Five years ago, the LRF's Medical Advisory Board decided to suspend the foundations support of postdoctoral fellowships and instead fund only new investigators like Kline.
This year LRF funded eight projects, in comparison with 10 last year and nine the year before The number of grantees depends on available funds.
"We made this decision because new investigators is a category of research scientists that's sort of stuck in the middle – between postdoctoral fellows, who have schools to support them and tenured scientists who have their own labs – a niche that nobody has filled in," Alston said. "But they have groundbreaking ideas, and we fund them so that they can get the opportunity to get to the endpoint of their projects."

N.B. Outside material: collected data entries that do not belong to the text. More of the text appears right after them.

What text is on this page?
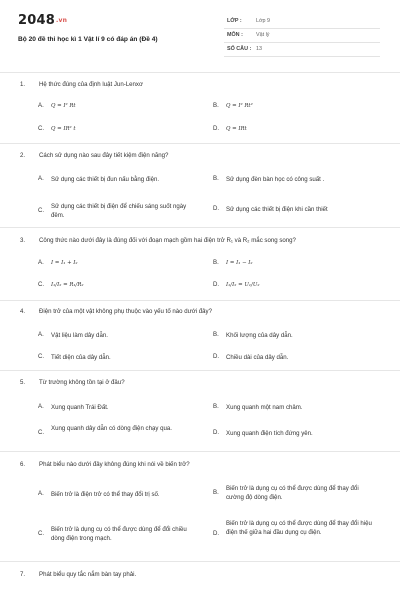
2048.vn
Bộ 20 đề thi học kì 1 Vật lí 9 có đáp án (Đề 4)
LỚP :	Lớp 9
MÔN : Vật lý
SỐ CÂU : 13
1. Hệ thức đúng của định luật Jun-Lenxơ
A. Q = I² Rt	B. Q = I² Rt²
C. Q = IR² t	D. Q = IRt
2. Cách sử dụng nào sau đây tiết kiệm điện năng?
A. Sử dụng các thiết bị đun nấu bằng điện.	B. Sử dụng đèn bàn học có công suất .
C.
Sử dụng các thiết bị điện để chiếu sáng suốt ngày đêm.
D. Sử dụng các thiết bị điện khi cần thiết
3. Công thức nào dưới đây là đúng đối với đoạn mạch gồm hai điện trở R₁ và R₂ mắc song song?
A. I = I₁ + I₂	B. I = I₁ − I₂
C. I₁/I₂ = R₁/R₂	D. I₁/I₂ = U₁/U₂
4. Điện trở của một vật không phụ thuộc vào yếu tố nào dưới đây?
A. Vật liệu làm dây dẫn.	B. Khối lượng của dây dẫn.
C. Tiết diện của dây dẫn.	D. Chiều dài của dây dẫn.
5. Từ trường không tồn tại ở đâu?
A. Xung quanh Trái Đất.	B. Xung quanh một nam châm.
C.
Xung quanh dây dẫn có dòng điện chạy qua.
D. Xung quanh điện tích đứng yên.
6. Phát biểu nào dưới đây không đúng khi nói về biến trở?
A. Biến trở là điện trở có thể thay đổi trị số.	B.
Biến trở là dụng cụ có thể được dùng để thay đổi cường độ dòng điện.
C.
Biến trở là dụng cụ có thể được dùng để đổi chiều dòng điện trong mạch.
D.
Biến trở là dụng cụ có thể được dùng để thay đổi hiệu điện thế giữa hai đầu dụng cụ điện.
7. Phát biểu quy tắc nắm bàn tay phải.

Meanwhile, in 2009, the NIH announced a new policy to encourage early-stage investigators who apply for NIH grants. According to the policy, applications from junior investigators will be given special consideration during peer review and at the time of funding. Reviewers will focus more on the proposed approach than on the track record will expect less preliminary data than would be provided by an established investigator.
"A lot of foundations are now, or at least it seems to me, sort of favoring funding junior people," Kline said. ''Because if they don't fund young people, then 10 years from now those people will never have gotten a chance, and scientific research would not have moved forward because young people don't mature into independent scientists."